Christel GILLES - Direction de la recherche, des études, de l’évaluation et des statistiques (DREES)

La réforme de l’aide sociale aux États-Unis, intervenue en 1996, en a profondément modifié l’esprit par l’introduction d’un principe de contrepartie demandée aux bénéficiaires sous forme de participation à des programmes d’activité (emplois subventionnés ou non, formation professionnelle…). À « l’aide aux familles avec enfants dépendants (AFDC) » s’est ainsi substituée « l’aide temporaire aux familles dans le besoin (TANF) ». Conçue pour favoriser le retour à l’emploi, cette dernière s’inscrit aussi dans un ensemble de mesures de lutte contre la pauvreté (EITC, Medicaid, etc.), largement centrées sur la valorisation de l’activité.

Sa mise en œuvre, décentralisée, ouvre de larges possibilités de modulation aux États fédérés. De fortes disparités sont d’ailleurs observées selon les États, tant en niveaux de barèmes (185 $ mensuels au Tennessee, 920 $ en Alaska) qu’en niveau moyen d’allocation par foyer bénéficiaire (1 290 $ en Alabama, 6 850 $ dans l’État de New York).
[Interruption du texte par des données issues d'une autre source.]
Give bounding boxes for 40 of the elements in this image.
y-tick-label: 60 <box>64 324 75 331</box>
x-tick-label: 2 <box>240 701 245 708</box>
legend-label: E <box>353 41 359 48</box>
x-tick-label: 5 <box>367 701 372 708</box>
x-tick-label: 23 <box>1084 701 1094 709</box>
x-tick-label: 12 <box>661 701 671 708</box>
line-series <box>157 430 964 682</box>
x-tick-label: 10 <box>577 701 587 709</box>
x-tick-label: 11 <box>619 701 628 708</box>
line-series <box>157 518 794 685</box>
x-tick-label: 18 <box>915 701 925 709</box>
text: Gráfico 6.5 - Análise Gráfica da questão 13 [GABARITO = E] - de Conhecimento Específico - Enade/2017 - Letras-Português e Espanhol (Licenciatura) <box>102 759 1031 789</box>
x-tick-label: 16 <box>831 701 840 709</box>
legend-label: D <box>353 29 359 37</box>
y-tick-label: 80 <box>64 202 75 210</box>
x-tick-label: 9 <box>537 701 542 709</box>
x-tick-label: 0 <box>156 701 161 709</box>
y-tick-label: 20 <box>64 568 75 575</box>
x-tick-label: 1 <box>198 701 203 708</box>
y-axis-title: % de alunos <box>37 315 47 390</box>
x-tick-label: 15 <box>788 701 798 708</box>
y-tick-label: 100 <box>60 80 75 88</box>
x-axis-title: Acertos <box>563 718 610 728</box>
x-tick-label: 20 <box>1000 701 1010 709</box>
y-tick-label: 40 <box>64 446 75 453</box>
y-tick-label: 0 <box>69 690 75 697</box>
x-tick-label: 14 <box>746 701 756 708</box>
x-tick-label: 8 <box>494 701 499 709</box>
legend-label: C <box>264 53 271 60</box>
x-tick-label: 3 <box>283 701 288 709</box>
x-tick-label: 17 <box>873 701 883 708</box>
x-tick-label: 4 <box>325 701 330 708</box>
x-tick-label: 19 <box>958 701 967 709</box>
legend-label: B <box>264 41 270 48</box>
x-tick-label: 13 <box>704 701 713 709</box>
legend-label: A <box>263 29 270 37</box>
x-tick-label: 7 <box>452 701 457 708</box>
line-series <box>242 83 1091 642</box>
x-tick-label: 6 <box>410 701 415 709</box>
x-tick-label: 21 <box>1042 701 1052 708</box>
Le nombre de bénéficiaires du TANF a, de fait, fortement baissé entre 1994 (5,5 % de la population) et 1999 (2,5 %), les trois quarts des sorties du dispositif se faisant par l’emploi. Les études d’évaluation attribuent ces évolutions au jeu simultané de la croissance et des réformes, prises dans leur ensemble.

En matière de lutte contre la pauvreté, l’impact de la réforme a été plus discuté. Si elle semble avoir contribué à faire baisser le taux de pauvreté des femmes seules avec enfants, qui ont eu davantage accès à l’emploi, elle aurait aussi contribué, par son caractère conditionnel, à un appauvrissement des plus pauvres d’entre elles.